Het is bij ons het eind van de eerste schoolweek. Iedereen
is moe. Iedereen is knorrig. En ik had weer zo’n middag met mijn kinderen dat
mijn geduld flinterdun was; ik had het
gewoon helemaal gehad. Steeds maar zeggen dat ze geen ruzie moesten maken, steeds
maar speelgoed op rapen, overal schoenen, ik had er genoeg van. Genoeg van
brutale monden en Oost-Indisch dove oren en halfzachte ongehoorzaamheid. Hoe
dan ook, het was beschamend hoe ik mezelf die dag hoorde tekeergaan, half
blaffend/half smekend: “Hoe vaak heb ik je nou al gezegd…"
Het was beschamend, want ik werd me daardoor bewust van mijn
eigen tekortkomingen, meer nog dan van de fouten van mijn kinderen. Voor God
moest ik wel net zo’n vervelend kind zijn. Ik kan soms net zo koppig zijn en
doen of Hij er niet is. Ik kan soms veel te egocentrisch bezig zijn in mijn
eigen wereldje. Soms ben ik dreinerig en blijf maar aanhouden, ook als ik bid. Hij ziet mij als een kind – niet alleen omdat ik Zijn kind ben, maar
omdat ik mij in mijn geestelijke onrijpheid als een kind gedraag.

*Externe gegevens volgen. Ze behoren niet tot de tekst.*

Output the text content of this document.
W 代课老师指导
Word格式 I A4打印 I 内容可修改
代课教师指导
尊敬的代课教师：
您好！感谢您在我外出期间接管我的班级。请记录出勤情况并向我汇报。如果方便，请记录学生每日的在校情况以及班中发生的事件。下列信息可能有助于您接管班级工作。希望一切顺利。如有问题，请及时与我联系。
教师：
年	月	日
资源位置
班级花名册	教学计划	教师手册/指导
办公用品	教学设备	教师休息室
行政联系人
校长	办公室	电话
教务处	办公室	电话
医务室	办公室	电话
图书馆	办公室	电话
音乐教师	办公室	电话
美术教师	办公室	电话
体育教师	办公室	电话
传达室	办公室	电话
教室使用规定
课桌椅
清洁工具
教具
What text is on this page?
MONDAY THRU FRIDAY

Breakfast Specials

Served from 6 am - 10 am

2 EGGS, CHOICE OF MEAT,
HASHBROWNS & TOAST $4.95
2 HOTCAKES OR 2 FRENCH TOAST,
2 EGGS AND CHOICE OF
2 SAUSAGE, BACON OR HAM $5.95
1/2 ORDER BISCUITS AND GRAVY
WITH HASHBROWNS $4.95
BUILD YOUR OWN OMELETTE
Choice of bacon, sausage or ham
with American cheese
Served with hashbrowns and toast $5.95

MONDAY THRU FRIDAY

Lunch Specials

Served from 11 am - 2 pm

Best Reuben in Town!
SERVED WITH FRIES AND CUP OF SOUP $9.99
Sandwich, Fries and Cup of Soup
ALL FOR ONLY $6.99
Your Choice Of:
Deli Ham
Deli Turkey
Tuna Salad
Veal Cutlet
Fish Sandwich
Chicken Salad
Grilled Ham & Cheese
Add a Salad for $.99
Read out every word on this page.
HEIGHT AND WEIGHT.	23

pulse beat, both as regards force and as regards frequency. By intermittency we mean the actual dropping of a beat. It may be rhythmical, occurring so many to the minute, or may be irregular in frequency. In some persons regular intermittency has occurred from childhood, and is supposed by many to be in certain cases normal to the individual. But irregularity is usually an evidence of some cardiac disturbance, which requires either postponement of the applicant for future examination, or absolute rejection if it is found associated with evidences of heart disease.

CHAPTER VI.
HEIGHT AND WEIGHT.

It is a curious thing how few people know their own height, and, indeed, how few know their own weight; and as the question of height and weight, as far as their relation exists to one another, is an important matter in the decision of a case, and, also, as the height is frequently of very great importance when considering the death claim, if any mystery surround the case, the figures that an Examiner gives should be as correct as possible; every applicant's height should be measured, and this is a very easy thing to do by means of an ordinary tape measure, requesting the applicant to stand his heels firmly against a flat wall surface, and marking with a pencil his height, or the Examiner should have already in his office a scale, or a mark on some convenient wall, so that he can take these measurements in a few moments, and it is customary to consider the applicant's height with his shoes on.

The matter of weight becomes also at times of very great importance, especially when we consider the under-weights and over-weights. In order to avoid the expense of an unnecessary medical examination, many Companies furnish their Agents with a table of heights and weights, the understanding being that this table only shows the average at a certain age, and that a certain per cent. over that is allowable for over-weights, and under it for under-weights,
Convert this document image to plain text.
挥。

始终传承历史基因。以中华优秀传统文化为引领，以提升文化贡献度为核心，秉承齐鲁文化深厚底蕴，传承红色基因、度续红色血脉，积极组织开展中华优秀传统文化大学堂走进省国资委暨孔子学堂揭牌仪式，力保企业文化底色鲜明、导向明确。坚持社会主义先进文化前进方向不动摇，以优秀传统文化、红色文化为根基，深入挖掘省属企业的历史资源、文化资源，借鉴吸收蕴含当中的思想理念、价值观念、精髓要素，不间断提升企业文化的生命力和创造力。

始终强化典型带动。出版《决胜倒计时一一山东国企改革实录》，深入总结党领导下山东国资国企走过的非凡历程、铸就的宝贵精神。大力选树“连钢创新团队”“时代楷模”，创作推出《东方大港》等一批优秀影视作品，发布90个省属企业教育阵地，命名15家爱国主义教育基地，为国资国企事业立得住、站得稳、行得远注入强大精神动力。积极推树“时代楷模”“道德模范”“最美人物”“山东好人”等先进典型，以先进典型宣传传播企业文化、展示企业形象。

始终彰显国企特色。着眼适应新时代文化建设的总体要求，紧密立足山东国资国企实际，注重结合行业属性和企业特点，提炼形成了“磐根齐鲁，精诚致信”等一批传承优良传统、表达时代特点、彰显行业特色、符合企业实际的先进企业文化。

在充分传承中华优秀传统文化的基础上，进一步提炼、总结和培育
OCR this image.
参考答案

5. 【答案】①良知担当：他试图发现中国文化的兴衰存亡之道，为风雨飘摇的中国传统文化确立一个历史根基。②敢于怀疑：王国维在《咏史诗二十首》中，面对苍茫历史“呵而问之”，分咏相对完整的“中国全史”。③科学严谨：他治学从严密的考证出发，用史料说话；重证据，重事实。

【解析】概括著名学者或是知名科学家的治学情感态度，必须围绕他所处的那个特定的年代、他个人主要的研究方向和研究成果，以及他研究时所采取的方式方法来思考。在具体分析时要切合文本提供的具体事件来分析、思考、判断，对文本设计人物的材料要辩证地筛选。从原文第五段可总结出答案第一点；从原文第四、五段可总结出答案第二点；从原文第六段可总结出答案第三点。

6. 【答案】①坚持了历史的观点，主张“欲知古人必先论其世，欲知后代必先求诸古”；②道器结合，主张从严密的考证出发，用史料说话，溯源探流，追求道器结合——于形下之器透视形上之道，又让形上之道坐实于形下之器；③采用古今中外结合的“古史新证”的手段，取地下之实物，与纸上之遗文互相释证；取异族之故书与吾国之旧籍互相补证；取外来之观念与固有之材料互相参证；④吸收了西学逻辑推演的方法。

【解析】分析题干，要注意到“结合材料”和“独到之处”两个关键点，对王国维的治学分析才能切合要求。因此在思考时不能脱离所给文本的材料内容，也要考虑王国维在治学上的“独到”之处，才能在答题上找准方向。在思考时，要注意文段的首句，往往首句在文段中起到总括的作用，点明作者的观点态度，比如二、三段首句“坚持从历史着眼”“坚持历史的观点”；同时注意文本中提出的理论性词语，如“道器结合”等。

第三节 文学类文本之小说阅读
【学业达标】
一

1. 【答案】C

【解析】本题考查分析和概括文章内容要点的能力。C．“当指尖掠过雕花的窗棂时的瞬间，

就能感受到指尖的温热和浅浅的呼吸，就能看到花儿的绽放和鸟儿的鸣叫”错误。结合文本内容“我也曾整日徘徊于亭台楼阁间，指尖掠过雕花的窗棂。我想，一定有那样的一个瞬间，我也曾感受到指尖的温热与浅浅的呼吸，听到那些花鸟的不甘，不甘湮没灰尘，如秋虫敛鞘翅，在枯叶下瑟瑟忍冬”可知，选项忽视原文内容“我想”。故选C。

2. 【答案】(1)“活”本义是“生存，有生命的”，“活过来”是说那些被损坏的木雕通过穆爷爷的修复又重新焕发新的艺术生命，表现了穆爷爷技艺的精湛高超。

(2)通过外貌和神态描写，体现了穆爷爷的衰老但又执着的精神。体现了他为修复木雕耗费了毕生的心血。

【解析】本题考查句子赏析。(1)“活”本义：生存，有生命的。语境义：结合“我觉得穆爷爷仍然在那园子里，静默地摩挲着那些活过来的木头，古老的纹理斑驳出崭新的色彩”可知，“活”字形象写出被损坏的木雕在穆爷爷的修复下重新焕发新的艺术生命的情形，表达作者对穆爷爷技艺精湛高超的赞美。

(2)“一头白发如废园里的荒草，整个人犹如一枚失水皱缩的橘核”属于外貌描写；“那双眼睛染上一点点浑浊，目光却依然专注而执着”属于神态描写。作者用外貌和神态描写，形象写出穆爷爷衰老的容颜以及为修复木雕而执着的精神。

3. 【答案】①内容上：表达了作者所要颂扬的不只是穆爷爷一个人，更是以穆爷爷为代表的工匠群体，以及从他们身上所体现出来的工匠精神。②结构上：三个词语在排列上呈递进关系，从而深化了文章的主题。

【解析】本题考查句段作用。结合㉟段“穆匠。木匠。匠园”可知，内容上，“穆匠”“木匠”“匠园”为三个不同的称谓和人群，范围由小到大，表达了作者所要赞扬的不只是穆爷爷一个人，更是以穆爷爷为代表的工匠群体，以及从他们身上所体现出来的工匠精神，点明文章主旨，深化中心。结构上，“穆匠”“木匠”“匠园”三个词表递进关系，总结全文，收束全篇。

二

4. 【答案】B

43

Maar het verschil: ik kan uiteindelijk mijn geduld verliezen
en boos worden, maar Gods genade en barmhartigheid zijn eindeloos. Gods geduld met ons, Zijn geliefde
kinderen door Jezus Christus, raakt nooit uitgeput. Hij geeft het nooit op. Hij
laat nooit los.
En wij kunnen altijd weer berouw tonen. Berouw lijkt op de
een of andere manier op liefde. Het is niet zomaar een woord; het is een daad.
Je kunt ook zonder een woord te zeggen berouw hebben – met een verbroken hart
dat oprecht op zoek is naar Gods wil, bewust van en eerlijk over je aardse
beperkingen. Aan de andere kant heeft het uitspreken van woorden geen zin als
het niet gegrond is in een verandering van het hart. De verzen voor vandaag (Jona 3:7-8) brengen ons in een deel van
het boek Jona waar zowel het weglopen voor Gods wil, als het uiteindelijke
berouw, en Gods genade zichtbaar worden – zowel in het persoonlijke leven van
Jona als bij de mensen van de stad Ninevé.
Aan deze zijde van de Hemel hebben
we een voortdurende strijd tegen ons vlees en onze menselijke natuur. En we
maken onszelf maar al te vaak wijs dat we boven zulke misstappen verheven zijn.
De grote christelijke prediker en schrijver Charles Spurgeon somde allerlei
manieren op hoe wij onze zonden proberen te bedekken – plechtigheden,
verontschuldigingen, rechtvaardigingen, geheimhouding, leugens, tranen,
tijdsverloop, het afwijzen van verantwoordelijkheid. Al deze pogingen zijn
uiteraard vergeefs, want wij kunnen ons niet voor God verbergen.
Ook Charles
Bridge beschreef op welsprekende wijze hoe onze zonden bedekt kunnen worden.
“Zowel God als de mens bedekt de zonde – God uit vrije, onbegrensde genade, en
de mens uit schaamte en schijnheiligheid.” Ik wil dat mijn zonden bedekt
(verzoend, genezen) worden door genade, en niet bedekt (verstopt, aangetast)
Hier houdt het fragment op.